Time & Space Complexity

Time complexity: $O(1)$ for $add()$ , $O(n)$ for $count()$ .
Space complexity: $O(n)$

Common Pitfalls

Forgetting to Check Both Diagonal Conditions

A common mistake is only checking that the side lengths are equal (|px - x| == |py - y|) without also verifying that the points are not on the same horizontal or vertical line. Both conditions are necessary for a valid square diagonal.

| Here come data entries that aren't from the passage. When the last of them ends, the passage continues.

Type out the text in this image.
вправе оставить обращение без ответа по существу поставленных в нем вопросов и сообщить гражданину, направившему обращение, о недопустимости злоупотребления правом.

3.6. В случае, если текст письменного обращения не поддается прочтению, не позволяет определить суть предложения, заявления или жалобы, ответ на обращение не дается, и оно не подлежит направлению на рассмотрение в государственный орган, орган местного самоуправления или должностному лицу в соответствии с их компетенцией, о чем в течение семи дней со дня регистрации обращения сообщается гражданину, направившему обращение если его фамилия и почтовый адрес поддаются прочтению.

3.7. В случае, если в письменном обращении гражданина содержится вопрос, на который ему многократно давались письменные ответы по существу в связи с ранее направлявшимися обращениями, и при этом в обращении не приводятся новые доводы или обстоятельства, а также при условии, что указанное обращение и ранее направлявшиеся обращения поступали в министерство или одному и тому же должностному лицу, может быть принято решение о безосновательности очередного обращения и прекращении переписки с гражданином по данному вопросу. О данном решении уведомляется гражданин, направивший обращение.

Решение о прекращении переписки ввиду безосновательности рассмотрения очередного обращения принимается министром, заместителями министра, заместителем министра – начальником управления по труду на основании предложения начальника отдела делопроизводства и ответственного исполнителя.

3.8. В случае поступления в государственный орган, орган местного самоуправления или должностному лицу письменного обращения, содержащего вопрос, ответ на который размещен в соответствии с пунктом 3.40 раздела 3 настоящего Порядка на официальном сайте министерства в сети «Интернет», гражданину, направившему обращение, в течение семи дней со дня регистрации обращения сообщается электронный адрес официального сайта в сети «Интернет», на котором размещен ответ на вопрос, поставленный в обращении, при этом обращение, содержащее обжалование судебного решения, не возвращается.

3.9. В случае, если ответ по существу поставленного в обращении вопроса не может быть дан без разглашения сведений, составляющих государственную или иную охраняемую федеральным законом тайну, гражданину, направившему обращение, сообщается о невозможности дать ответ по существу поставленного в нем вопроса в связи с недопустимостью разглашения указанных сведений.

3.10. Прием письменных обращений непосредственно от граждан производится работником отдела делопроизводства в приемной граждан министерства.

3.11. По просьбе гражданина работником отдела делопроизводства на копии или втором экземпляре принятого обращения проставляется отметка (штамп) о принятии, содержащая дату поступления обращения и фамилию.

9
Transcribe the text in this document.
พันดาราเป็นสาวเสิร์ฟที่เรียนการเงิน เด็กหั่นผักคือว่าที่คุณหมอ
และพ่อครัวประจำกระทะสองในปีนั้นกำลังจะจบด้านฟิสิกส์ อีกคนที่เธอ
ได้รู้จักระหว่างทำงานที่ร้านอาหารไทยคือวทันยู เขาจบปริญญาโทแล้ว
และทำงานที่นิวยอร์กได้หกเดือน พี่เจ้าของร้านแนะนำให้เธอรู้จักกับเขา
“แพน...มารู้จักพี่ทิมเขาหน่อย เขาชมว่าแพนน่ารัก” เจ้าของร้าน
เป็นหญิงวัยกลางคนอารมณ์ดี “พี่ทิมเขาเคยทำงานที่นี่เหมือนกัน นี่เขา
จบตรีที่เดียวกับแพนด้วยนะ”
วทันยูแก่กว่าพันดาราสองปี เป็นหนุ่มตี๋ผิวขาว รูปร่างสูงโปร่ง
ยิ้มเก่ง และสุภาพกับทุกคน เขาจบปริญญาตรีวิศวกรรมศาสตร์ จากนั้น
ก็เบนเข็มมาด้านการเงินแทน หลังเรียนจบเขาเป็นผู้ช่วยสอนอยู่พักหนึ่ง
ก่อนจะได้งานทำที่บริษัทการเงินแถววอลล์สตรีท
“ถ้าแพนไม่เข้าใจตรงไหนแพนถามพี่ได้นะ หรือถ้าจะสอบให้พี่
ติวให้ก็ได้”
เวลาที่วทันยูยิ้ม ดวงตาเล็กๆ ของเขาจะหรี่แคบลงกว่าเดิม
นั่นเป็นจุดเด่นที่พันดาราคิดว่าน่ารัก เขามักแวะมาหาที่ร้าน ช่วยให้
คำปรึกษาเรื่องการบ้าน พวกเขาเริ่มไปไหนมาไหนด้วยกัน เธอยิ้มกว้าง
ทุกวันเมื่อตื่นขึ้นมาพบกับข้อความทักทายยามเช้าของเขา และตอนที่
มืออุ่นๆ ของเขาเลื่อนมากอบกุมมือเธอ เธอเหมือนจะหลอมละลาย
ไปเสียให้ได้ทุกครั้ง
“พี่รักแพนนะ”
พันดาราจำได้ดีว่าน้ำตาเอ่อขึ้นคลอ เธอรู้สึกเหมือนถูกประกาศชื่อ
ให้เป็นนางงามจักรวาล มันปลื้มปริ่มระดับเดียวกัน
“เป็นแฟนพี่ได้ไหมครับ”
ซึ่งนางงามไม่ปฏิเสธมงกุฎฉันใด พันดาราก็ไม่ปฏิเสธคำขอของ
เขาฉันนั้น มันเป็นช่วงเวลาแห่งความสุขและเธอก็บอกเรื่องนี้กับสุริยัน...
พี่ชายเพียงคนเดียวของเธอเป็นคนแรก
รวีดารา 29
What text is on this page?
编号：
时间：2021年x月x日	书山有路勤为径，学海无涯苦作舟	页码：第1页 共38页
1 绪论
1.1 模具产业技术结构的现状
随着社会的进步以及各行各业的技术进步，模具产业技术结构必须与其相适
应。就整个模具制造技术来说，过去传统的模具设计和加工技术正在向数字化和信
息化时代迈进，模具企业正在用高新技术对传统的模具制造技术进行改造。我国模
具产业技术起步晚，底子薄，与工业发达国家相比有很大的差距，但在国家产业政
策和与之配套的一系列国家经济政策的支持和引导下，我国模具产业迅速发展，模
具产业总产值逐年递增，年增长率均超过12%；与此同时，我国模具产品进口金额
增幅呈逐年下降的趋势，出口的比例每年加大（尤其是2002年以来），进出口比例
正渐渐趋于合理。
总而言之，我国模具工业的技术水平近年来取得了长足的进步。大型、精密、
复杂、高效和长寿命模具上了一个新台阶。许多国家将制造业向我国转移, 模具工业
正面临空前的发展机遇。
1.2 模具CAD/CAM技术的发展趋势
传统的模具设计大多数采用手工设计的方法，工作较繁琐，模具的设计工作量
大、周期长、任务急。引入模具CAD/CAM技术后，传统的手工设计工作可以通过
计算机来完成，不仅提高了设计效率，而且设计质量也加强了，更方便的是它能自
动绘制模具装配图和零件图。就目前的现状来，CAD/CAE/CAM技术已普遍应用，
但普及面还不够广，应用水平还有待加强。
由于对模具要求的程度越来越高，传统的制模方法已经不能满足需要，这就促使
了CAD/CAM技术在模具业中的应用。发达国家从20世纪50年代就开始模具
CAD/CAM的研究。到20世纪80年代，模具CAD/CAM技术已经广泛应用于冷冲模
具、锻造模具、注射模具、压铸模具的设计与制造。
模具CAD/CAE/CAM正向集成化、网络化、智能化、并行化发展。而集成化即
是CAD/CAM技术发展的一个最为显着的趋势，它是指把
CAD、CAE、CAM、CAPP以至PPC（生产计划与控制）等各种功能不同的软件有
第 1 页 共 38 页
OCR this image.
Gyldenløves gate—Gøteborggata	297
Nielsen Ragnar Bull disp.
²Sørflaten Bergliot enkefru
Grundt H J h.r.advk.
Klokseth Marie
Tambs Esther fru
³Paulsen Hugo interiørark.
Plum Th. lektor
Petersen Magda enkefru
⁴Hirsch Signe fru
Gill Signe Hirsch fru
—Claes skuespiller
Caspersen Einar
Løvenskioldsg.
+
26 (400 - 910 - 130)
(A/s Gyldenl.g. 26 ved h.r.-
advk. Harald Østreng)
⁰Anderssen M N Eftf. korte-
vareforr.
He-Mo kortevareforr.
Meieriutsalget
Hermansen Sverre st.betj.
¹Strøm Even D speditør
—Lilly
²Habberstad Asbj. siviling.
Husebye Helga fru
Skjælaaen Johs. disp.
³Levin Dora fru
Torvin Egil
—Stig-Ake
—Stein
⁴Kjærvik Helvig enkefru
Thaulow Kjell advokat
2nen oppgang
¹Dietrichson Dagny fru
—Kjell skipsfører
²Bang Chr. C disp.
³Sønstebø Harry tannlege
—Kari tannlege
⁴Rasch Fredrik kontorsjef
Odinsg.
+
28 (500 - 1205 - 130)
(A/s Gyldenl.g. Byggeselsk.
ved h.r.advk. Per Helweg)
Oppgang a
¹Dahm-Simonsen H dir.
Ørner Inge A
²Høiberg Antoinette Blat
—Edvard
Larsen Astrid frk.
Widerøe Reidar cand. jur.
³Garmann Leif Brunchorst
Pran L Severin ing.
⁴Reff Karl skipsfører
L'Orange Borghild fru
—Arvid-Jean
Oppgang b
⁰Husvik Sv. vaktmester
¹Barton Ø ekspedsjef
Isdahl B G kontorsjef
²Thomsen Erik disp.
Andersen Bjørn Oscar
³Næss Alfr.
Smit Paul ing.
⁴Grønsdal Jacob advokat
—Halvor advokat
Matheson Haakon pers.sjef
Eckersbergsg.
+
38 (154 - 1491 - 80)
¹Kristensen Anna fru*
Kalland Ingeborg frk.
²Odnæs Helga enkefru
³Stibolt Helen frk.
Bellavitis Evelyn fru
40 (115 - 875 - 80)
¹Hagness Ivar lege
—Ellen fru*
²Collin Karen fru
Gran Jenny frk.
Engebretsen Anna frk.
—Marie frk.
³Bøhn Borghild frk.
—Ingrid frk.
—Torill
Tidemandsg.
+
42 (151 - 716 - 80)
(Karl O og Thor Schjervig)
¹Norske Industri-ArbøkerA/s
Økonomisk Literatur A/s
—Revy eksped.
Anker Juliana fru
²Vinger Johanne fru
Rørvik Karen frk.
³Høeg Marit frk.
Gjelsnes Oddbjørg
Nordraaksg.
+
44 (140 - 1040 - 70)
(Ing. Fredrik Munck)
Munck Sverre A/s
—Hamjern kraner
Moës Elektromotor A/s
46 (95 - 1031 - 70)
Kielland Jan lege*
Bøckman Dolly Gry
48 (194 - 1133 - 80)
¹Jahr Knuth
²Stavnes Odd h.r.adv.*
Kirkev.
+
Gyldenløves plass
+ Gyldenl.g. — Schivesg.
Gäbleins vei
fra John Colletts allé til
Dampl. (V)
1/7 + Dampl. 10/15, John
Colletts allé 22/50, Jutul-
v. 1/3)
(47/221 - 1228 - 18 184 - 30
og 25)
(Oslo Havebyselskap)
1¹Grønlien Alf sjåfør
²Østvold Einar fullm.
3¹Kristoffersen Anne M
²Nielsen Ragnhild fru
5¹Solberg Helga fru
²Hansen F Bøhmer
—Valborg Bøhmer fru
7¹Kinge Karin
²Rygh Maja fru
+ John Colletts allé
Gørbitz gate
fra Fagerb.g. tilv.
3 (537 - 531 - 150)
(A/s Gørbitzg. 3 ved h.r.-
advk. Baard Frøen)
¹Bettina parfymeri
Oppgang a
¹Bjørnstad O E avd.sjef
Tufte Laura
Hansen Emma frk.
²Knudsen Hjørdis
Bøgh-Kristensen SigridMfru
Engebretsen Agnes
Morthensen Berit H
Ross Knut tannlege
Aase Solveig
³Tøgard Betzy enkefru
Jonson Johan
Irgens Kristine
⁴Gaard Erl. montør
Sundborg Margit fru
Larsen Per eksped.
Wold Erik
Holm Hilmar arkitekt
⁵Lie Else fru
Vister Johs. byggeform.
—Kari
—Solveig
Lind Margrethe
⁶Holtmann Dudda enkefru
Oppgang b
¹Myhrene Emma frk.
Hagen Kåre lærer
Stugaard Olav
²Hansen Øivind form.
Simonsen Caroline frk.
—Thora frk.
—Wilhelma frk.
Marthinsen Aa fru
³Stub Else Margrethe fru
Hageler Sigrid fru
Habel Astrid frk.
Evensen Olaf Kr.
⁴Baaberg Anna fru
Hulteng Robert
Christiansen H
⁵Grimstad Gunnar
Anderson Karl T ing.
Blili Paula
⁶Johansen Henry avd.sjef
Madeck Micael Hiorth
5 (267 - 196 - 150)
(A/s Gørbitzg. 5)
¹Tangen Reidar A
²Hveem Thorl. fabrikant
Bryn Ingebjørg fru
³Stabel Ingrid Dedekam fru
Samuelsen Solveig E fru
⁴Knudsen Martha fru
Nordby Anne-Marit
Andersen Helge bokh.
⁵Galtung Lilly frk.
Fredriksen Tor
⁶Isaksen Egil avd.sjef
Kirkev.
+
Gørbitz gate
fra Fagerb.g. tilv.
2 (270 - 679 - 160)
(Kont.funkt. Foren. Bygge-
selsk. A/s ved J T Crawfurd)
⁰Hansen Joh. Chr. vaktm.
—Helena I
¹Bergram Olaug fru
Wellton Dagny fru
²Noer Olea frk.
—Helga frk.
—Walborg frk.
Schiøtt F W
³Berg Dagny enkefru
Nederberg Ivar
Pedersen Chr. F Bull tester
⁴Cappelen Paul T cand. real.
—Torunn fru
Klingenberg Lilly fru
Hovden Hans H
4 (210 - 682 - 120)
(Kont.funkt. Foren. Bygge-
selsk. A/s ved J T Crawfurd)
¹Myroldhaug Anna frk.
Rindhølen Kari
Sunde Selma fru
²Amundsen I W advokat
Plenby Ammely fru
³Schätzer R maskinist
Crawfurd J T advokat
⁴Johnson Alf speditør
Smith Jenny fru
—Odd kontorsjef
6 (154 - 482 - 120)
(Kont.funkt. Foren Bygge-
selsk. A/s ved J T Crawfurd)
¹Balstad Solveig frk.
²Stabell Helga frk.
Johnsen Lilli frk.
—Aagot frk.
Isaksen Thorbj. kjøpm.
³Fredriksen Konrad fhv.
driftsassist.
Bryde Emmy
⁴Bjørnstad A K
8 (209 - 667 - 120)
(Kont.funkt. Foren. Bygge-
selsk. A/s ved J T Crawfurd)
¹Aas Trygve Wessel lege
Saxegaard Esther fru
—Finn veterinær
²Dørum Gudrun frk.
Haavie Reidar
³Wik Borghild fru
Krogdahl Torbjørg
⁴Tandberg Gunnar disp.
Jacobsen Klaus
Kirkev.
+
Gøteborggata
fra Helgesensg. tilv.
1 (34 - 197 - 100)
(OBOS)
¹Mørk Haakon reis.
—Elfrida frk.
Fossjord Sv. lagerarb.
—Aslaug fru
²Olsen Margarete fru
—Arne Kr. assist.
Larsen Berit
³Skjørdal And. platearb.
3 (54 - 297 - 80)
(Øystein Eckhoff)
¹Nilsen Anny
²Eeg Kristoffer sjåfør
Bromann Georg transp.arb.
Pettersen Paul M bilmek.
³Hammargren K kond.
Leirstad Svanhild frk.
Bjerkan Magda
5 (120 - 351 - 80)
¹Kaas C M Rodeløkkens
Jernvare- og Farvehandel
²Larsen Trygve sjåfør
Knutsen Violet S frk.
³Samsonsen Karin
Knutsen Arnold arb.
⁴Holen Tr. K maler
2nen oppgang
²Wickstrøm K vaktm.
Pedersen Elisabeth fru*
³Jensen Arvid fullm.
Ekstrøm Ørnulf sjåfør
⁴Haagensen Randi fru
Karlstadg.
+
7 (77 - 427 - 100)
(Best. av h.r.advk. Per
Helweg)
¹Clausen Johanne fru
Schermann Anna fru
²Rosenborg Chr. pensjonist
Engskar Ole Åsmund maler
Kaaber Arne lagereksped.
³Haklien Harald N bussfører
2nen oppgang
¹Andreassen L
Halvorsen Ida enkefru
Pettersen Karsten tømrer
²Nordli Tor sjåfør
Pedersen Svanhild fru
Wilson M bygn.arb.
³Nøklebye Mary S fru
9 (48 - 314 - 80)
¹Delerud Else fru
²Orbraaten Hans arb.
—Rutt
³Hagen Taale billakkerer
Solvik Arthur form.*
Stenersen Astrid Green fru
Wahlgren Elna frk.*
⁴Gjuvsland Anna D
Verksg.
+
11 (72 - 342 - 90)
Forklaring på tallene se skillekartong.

# Wrong: Missing the x != px and y != py checks
if abs(py - y) == abs(px - x):  # Accepts invalid diagonals
    ...

# Correct: Must also ensure points form a true diagonal
if abs(py - y) == abs(px - x) and x != px and y != py:
    ...

Not Handling Duplicate Points

The problem allows adding the same point multiple times. Using a set instead of a counter for point tracking will lose count information, causing incorrect results when the same point appears multiple times. The number of squares should multiply by the count of each required corner point.

Confusing Diagonal vs Adjacent Corners

When iterating through stored points to find potential squares, some solutions incorrectly look for adjacent corners instead of diagonal corners. Given the query point (px, py) and a candidate diagonal (x, y), the other two corners must be (x, py) and (px, y), not (px + side, py) and (px, py + side).